E “Challenge” si chiama l’articolata esposizione di Tadao che di se stesso dice di essere un “urban fighter”, un guerrigliero che ha sfidato le vecchie ideologie architettoniche, non si limita a progettare lui gli crea intorno un paesaggio d’architettura, in simbiosi con la natura e dal nome evocativo Landscape Genesis. Louis Vuitton: cambio di guardia ai piani alti della storica maison e direttamente da Prada arriva Stefano Cantino, il guru della comunicazione. Il suo arrivo si fa subito notare e l’installazione a Palazzo Serbelloni è sublime.  Si entra in un tunnel, una struttura modulare realizzata in tubi di cartone riciclato dall’archistar giapponese Shigeru Ban. Fece la sua prima comparsa sul tetto del Centro Pompidou nel 2004 come temporary office, diremmo oggi ecosostenibile, mostrando già una sensibilità all’emergenza ambientale.

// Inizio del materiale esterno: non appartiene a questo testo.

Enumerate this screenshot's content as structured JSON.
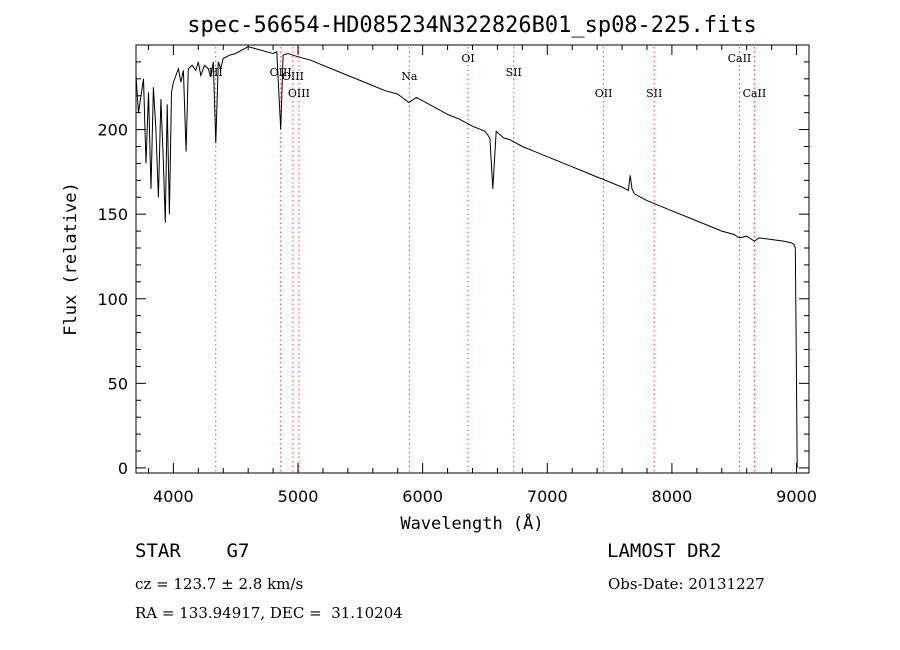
{
  "chart_data": {
    "type": "line",
    "title": "spec-56654-HD085234N322826B01_sp08-225.fits",
    "xlabel": "Wavelength (Å)",
    "ylabel": "Flux (relative)",
    "xlim": [
      3700,
      9100
    ],
    "ylim": [
      -3,
      250
    ],
    "xticks": [
      4000,
      5000,
      6000,
      7000,
      8000,
      9000
    ],
    "yticks": [
      0,
      50,
      100,
      150,
      200
    ],
    "series": [
      {
        "x": [
          3700,
          3720,
          3740,
          3760,
          3780,
          3800,
          3820,
          3840,
          3860,
          3880,
          3900,
          3920,
          3935,
          3950,
          3968,
          3985,
          4000,
          4020,
          4040,
          4060,
          4080,
          4102,
          4120,
          4150,
          4180,
          4200,
          4220,
          4250,
          4280,
          4300,
          4320,
          4340,
          4360,
          4380,
          4400,
          4450,
          4500,
          4550,
          4600,
          4650,
          4700,
          4750,
          4800,
          4830,
          4861,
          4880,
          4920,
          4960,
          5000,
          5100,
          5200,
          5300,
          5400,
          5500,
          5600,
          5700,
          5800,
          5890,
          5950,
          6000,
          6100,
          6200,
          6300,
          6400,
          6500,
          6540,
          6563,
          6590,
          6650,
          6700,
          6800,
          6900,
          7000,
          7100,
          7200,
          7300,
          7400,
          7500,
          7600,
          7650,
          7665,
          7680,
          7700,
          7750,
          7800,
          7900,
          8000,
          8100,
          8200,
          8300,
          8400,
          8500,
          8540,
          8600,
          8662,
          8700,
          8800,
          8900,
          8960,
          8980,
          8990,
          8998,
          9005
        ],
        "y": [
          232,
          210,
          220,
          230,
          180,
          222,
          165,
          225,
          200,
          160,
          218,
          180,
          145,
          215,
          150,
          222,
          228,
          232,
          236,
          228,
          235,
          187,
          236,
          238,
          235,
          240,
          232,
          238,
          236,
          231,
          240,
          192,
          240,
          236,
          242,
          244,
          245,
          247,
          249,
          248,
          247,
          246,
          245,
          246,
          200,
          244,
          245,
          244,
          243,
          241,
          238,
          235,
          232,
          229,
          226,
          223,
          221,
          216,
          219,
          217,
          213,
          209,
          206,
          202,
          199,
          195,
          165,
          199,
          195,
          194,
          190,
          187,
          184,
          181,
          178,
          175,
          172,
          169,
          166,
          164,
          173,
          165,
          162,
          160,
          158,
          155,
          152,
          149,
          146,
          143,
          140,
          138,
          136,
          137,
          134,
          136,
          135,
          134,
          133,
          132,
          130,
          66,
          0
        ]
      }
    ],
    "lines": [
      {
        "x": 4340,
        "label": "HI",
        "row": 1
      },
      {
        "x": 4861,
        "label": "OIII",
        "row": 1
      },
      {
        "x": 4959,
        "label": "OIII",
        "row": 2
      },
      {
        "x": 5007,
        "label": "OIII",
        "row": 3
      },
      {
        "x": 5893,
        "label": "Na",
        "row": 2
      },
      {
        "x": 6364,
        "label": "OI",
        "row": 0
      },
      {
        "x": 6731,
        "label": "SII",
        "row": 1
      },
      {
        "x": 7452,
        "label": "OII",
        "row": 3
      },
      {
        "x": 7858,
        "label": "SII",
        "row": 3
      },
      {
        "x": 8542,
        "label": "CaII",
        "row": 0
      },
      {
        "x": 8662,
        "label": "CaII",
        "row": 3
      }
    ]
  },
  "info": {
    "class": "STAR    G7",
    "survey": "LAMOST DR2",
    "redshift": "cz = 123.7 ± 2.8 km/s",
    "obsdate": "Obs-Date: 20131227",
    "coords": "RA = 133.94917, DEC =  31.10204"
  }
}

Dal monumentale cortile si passa ai saloni affrescati che ospitano la collezione di Objets Nomades, unici, di sapienza artigianale, funzionali, per viaggiatori di lusso. Rievocando lo spirito da Grand Tour. Oggi siamo tutti turisti, nessuno più è viaggiatore.  Ma Louis Vuitton fa sognare e ci accompagna in una giungla immaginaria, foglie di palme in sgargianti colori, e avvolgenti poltrone “cocoon”, dei fratelli Campana, che assomigliano a fiori tropicali, con sovrapposizione di petali di impalpabile pelle. Ispirate alla tradizionali lanterne, composte da cuore di vetro di Murano e avvolte da strisciette rosse, quelle LV piovono dal soffitto.

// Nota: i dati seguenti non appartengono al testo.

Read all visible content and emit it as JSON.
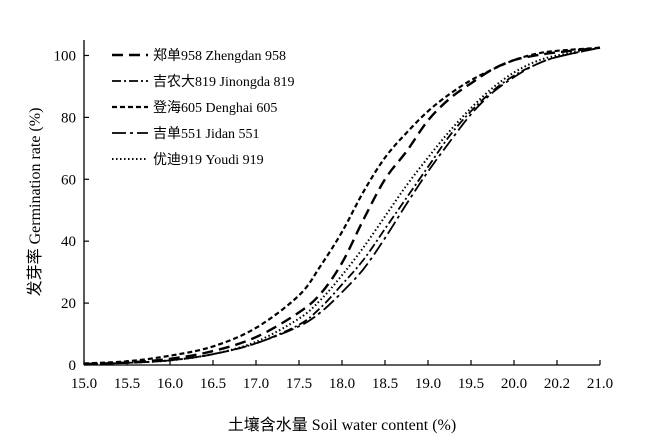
{
  "chart_data": {
    "type": "line",
    "xlabel": "土壤含水量 Soil water content (%)",
    "ylabel": "发芽率 Germination rate (%)",
    "x_ticks": [
      "15.0",
      "15.5",
      "16.0",
      "16.5",
      "17.0",
      "17.5",
      "18.0",
      "18.5",
      "19.0",
      "19.5",
      "20.0",
      "20.2",
      "21.0"
    ],
    "y_ticks": [
      "0",
      "20",
      "40",
      "60",
      "80",
      "100"
    ],
    "xlim": [
      15.0,
      21.0
    ],
    "ylim": [
      0,
      105
    ],
    "grid": false,
    "legend_position": "top-left",
    "series": [
      {
        "name": "郑单958 Zhengdan 958",
        "line_style": "dash",
        "x": [
          15.0,
          15.5,
          16.0,
          16.5,
          17.0,
          17.5,
          17.75,
          18.0,
          18.25,
          18.5,
          18.75,
          19.0,
          19.25,
          19.5,
          19.75,
          20.0,
          20.25,
          20.5,
          21.0
        ],
        "y": [
          0.3,
          0.8,
          2,
          4.5,
          9,
          17,
          23,
          33,
          47,
          60,
          69,
          79,
          86,
          91,
          95.5,
          98.5,
          100,
          101,
          102.5
        ]
      },
      {
        "name": "吉农大819 Jinongda 819",
        "line_style": "dash-dot",
        "x": [
          15.0,
          15.5,
          16.0,
          16.5,
          17.0,
          17.5,
          17.75,
          18.0,
          18.25,
          18.5,
          18.75,
          19.0,
          19.25,
          19.5,
          19.75,
          20.0,
          20.25,
          20.5,
          21.0
        ],
        "y": [
          0.3,
          0.7,
          1.5,
          3.5,
          7,
          13,
          18.5,
          26,
          34,
          44,
          54,
          64,
          74,
          82,
          88.5,
          93.5,
          97,
          99.5,
          102.5
        ]
      },
      {
        "name": "登海605 Denghai 605",
        "line_style": "short-dash",
        "x": [
          15.0,
          15.5,
          16.0,
          16.5,
          17.0,
          17.5,
          17.75,
          18.0,
          18.25,
          18.5,
          18.75,
          19.0,
          19.25,
          19.5,
          19.75,
          20.0,
          20.25,
          20.5,
          21.0
        ],
        "y": [
          0.5,
          1.2,
          3,
          6,
          12,
          22.5,
          32,
          43,
          56,
          67,
          75,
          82,
          87.5,
          92,
          95.5,
          98.5,
          100.5,
          101.5,
          102.5
        ]
      },
      {
        "name": "吉单551 Jidan 551",
        "line_style": "long-dash-dot",
        "x": [
          15.0,
          15.5,
          16.0,
          16.5,
          17.0,
          17.5,
          17.75,
          18.0,
          18.25,
          18.5,
          18.75,
          19.0,
          19.25,
          19.5,
          19.75,
          20.0,
          20.25,
          20.5,
          21.0
        ],
        "y": [
          0.3,
          0.7,
          1.5,
          3.5,
          7,
          12.5,
          17,
          23.5,
          31,
          41,
          52,
          62.5,
          72,
          81,
          88,
          93,
          97,
          99.5,
          102.5
        ]
      },
      {
        "name": "优迪919 Youdi 919",
        "line_style": "dot",
        "x": [
          15.0,
          15.5,
          16.0,
          16.5,
          17.0,
          17.5,
          17.75,
          18.0,
          18.25,
          18.5,
          18.75,
          19.0,
          19.25,
          19.5,
          19.75,
          20.0,
          20.25,
          20.5,
          21.0
        ],
        "y": [
          0.3,
          0.7,
          1.5,
          3.5,
          7.5,
          15,
          21,
          29,
          38,
          48,
          58,
          67,
          75.5,
          83,
          89.5,
          94.5,
          98,
          100,
          102.5
        ]
      }
    ]
  }
}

Angela Missoni, è lo sponsor di Home Sweet Home, giocosa, allegra, verrebbe voglia di dondolarsi sul cavalluccio e di cogliere i fiori del giardino. Tutto è tricoter, lavorato a maglia con santa pazienza. Alessandra Roveda, classe 1978, laurea al Politecnico di Milano, non poteva immaginare che prendendo l’uncinetto in mano a sei anni, imitando la nonna, la sua passione sarebbe diventate un’arte. Grazie anche all’incontro con la talent scount e gallerista Paola Colombari. E, catenelle su catenelle, fa meditazione. “Non smetto mai, mi carica e mi scarica”. E così ricopre letti, armadi, televisori, vasi, libri e librerie e perfino pancakes, sushi e bastoncini, articolando all’infinito fili colorati e punti all’uncinetto inventando la fisionomia degli oggetti quotidiani, dandogli un’altra anima.

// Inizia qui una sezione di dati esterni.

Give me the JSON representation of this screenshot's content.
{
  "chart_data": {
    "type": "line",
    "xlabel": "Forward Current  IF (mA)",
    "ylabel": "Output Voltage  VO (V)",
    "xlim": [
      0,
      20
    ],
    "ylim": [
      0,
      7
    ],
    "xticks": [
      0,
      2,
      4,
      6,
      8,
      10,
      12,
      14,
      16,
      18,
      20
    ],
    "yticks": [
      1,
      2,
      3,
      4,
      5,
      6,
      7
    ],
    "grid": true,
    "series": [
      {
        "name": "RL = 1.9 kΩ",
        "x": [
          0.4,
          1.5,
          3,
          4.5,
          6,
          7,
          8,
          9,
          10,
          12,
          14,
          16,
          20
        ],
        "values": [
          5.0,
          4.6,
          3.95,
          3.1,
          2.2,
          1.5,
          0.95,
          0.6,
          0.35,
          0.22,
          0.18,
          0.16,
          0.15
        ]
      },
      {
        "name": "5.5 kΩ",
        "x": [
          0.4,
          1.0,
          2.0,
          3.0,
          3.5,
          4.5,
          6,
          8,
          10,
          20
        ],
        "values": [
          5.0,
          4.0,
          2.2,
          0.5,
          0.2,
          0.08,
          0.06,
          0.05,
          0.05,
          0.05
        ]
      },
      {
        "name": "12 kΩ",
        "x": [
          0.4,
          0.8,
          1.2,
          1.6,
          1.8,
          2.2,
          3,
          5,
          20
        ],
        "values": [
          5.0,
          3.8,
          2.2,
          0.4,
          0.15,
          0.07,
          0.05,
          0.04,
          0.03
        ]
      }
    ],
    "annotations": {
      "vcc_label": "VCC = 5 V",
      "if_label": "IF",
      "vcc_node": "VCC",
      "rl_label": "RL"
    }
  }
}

La griffe del design Luce, luce ovunque, che filtra dalla vetrate spalancate su giardino, è la nuovissima sede di Locatelli Partners (Davide Agrati, Giovanna Cornelio, Massimiliano Locatelli e Annamaria Scevola) che sono passati dalla box, tutta vetro e  acciaio, sotto le volte affrescate della chiesa sconsacrata di San Paolo a Converso allo spazio multifunzionale di via Corridoni, tre piani di purezza di design e roof top con vista su tanto verde che sottolineare il loro impegno sulla eco/sostenibilità. E presentano il loro book cover, in giallo acido ,“Dialogues Architecture Interior Design”, già pezzo da collezionista, un’antologia che raccoglie i loro lavori in giro per il mondo, dalla casa 3-D ( che ha vinto il premio Best Sustainability Salone del Mobile 2018) alla torre di vetro di Chelsea a New York, passando per l’hotel particulier in stile neo/gotico.

L’hanno immaginata vestita da gran dama, pronta per andare all’Opera, invece apre il frigorifero, sbatte due uova, si mette ai fornelli, due fette di pane tostato. Tutto griffato Smeg. Dall’abito all’elettrodomestico Dolce & Gabbana rievoca i colori dei carretti siciliano e la sapienza dell’artigianato made in sud.